What is the Perfume Project?

This blog is a constantly evolving forum for thoughts on perfume, perfume-making, plants (especially orchids and flora of the Pacific Northwest) and life in general. It started out chronicling the adventures of Olympic Orchids Perfumes, established in July 2010, and has expanded in other directions. A big part of the blog is thinking about the ongoing process of learning and experimentation that leads to new perfumes, the exploration of perfumery materials, the theory and practice of perfume making, the challenges of marketing perfumes and other fragrance products, and random observations on philosophy and society. Spam comments will be marked as such and deleted; any comments that go beyond the boundaries of civil discourse will also be deleted. I am grateful to all of you, the readers, who contribute to the blog by commenting and making this a truly interactive perfume project.

Sunday, August 21, 2016


It is always gratifying to come home from a trip and see orchids that are not only alive, but blooming. The ones that greeted me after this summer’s vacation were Cattleya bicolor, Cattleya jenmannii, and a new one, Ansellia africana This plant has been sitting in the greenhouse for several years doing nothing, so it was a surprise to see it burst out into a big spray of bright yellow flowers with a lot of dark brown spots – a semi-abstract leopard print.

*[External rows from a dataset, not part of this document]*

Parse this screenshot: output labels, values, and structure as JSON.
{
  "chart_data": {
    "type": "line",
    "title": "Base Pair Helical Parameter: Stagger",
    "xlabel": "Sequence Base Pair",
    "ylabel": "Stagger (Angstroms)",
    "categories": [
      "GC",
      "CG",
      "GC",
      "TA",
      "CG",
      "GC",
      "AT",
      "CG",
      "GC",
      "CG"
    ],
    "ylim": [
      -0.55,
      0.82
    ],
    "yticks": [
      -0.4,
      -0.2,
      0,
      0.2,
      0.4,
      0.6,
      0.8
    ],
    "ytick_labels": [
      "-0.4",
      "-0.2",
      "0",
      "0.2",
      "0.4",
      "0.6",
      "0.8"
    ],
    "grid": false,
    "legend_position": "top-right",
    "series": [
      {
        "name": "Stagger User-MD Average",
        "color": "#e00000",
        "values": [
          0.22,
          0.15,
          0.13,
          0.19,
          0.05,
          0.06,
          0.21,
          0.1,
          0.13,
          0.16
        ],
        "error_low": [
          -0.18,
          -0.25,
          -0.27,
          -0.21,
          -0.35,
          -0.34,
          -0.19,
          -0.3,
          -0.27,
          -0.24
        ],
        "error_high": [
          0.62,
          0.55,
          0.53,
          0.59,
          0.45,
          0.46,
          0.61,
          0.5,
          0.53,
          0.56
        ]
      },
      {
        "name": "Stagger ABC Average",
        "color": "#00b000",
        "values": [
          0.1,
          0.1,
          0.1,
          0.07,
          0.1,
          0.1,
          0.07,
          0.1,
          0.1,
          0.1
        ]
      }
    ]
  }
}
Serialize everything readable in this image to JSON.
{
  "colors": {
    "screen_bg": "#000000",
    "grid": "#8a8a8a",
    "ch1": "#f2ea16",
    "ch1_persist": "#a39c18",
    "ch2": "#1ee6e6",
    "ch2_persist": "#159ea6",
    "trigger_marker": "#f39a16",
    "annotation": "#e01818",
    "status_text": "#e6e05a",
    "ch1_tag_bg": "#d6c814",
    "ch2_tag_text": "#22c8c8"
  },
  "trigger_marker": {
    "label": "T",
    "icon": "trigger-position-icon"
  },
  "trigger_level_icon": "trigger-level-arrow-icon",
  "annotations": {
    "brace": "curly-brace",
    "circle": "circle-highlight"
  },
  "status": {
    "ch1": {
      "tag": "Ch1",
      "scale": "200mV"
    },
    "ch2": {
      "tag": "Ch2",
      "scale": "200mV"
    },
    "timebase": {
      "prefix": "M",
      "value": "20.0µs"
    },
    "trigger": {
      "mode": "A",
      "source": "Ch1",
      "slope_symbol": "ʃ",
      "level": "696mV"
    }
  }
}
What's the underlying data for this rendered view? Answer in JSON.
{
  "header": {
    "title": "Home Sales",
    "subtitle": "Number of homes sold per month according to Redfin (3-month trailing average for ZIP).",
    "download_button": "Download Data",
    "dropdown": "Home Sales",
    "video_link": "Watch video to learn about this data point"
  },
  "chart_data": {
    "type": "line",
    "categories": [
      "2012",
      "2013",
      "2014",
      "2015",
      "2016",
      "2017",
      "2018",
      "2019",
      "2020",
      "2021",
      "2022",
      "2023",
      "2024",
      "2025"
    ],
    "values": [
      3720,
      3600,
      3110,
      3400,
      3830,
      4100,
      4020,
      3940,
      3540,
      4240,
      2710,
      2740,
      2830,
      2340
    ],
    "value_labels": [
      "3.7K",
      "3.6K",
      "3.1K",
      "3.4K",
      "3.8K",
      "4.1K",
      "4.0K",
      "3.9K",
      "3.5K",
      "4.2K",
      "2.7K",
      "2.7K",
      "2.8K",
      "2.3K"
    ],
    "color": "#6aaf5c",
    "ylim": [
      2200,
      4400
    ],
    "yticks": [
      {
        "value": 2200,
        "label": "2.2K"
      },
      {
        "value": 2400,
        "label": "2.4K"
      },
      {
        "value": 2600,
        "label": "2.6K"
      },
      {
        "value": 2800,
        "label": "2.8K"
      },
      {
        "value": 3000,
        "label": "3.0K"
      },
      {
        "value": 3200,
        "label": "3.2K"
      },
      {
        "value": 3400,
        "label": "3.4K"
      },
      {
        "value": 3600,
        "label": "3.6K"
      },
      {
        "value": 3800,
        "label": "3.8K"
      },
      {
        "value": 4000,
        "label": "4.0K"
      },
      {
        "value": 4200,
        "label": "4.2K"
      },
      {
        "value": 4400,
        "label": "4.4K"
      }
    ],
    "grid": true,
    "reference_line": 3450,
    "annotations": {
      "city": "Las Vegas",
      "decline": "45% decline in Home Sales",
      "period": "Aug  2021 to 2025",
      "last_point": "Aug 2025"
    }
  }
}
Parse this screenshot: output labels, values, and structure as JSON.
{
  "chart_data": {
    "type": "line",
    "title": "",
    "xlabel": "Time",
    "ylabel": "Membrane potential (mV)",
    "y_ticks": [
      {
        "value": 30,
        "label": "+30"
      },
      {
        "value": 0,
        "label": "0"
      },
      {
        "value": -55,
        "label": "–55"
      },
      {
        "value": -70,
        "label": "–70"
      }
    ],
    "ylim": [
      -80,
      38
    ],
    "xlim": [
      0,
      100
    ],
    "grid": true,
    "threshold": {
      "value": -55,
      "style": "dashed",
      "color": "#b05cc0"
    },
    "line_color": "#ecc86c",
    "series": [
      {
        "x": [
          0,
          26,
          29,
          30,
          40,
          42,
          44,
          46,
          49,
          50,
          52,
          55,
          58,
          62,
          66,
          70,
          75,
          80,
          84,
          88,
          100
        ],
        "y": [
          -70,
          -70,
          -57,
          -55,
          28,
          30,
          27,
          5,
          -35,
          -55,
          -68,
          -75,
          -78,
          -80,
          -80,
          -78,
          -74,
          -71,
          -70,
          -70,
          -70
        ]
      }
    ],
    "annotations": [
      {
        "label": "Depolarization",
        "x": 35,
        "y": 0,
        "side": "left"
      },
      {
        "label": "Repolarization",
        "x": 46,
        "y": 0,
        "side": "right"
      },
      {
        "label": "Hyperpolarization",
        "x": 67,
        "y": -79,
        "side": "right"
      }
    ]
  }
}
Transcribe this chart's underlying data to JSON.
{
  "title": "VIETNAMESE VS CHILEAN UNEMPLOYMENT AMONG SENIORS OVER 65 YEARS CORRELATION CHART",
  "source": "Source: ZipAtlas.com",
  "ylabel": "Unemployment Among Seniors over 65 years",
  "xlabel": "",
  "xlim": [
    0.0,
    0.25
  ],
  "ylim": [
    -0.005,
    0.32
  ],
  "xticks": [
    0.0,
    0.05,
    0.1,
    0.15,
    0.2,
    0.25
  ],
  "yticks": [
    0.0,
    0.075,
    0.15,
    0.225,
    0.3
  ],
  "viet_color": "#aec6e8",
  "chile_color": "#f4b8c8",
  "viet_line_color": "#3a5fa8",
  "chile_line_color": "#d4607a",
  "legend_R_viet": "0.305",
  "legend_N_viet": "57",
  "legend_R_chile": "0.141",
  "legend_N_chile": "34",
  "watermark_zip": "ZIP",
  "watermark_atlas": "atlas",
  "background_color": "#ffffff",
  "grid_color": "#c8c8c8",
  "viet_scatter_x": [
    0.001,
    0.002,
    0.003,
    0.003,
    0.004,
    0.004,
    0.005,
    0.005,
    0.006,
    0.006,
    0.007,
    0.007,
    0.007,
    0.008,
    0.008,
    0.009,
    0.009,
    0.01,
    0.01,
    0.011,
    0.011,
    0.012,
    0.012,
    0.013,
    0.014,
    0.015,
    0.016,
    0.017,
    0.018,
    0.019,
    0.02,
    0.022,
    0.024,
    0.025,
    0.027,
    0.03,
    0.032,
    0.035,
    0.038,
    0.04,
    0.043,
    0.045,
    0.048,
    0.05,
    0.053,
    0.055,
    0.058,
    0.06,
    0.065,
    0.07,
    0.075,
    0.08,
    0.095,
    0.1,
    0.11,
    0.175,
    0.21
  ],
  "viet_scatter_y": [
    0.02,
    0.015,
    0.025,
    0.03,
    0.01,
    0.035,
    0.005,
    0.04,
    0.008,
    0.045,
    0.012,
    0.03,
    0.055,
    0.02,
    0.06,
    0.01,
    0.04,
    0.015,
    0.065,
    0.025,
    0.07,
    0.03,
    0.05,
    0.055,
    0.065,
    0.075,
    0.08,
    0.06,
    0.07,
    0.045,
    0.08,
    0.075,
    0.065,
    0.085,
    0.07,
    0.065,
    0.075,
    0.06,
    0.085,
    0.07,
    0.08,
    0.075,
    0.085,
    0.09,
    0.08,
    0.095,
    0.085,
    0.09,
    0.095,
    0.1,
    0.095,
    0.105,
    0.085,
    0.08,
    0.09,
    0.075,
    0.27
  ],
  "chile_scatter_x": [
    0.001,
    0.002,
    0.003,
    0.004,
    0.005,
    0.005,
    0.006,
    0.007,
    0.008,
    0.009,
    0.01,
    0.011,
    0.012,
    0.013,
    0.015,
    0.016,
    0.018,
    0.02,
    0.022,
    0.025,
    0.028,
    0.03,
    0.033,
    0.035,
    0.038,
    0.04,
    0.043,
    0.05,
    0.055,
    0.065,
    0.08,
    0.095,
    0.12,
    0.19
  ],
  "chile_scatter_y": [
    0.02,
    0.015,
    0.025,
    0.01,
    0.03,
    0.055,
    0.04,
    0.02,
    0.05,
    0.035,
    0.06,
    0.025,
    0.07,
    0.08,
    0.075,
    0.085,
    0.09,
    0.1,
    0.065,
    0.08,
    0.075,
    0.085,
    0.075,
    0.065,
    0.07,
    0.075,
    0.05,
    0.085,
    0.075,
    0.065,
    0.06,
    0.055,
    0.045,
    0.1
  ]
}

The flowers are lightly fragrant, somewhat like a combination of woody phenol and vanilla! I’m not sure this would make a very good perfume, but it’s an interesting scent.

This species is native to a good part of tropical Africa. The plant is reasonably attractive, looking sort of like a dendrobium, with tall, upright, succulent canes and broad, elongate leaves. It seems to take a lot of abuse - heat, cold, drought, and general neglect.

According to the IOSPE (Internet Orchid Species Photo Encyclopedia), the pseudobulbs have traditionally been used for medicinal purposes, as an emetic, cough remedy, and to “cure madness”. Zulu lore has it that wearing the pseudobulbs can prevent an ex-lover from having children. Regardless of any therapeutic value, it’s a beautiful plant.

[Photos are mine. If you look closely, you can see seed pods starting to grow.]


  1. Oh my god, make a cattleya jenmanii perfume. I don't know if yours does this or if you've smelled it at the right time of day and age, but I swear sometimes I can detect a bit of jasmine (the kind used in jasmine tea) in there, but that's my second favorite cattleya fragrance. The fist is leudenmanniana. That is what heaven smells like.

    1. Missanna, both of these Cattleya species have wonderful fragrances that seem to change throughout the day. They also seem to vary from one plant to another.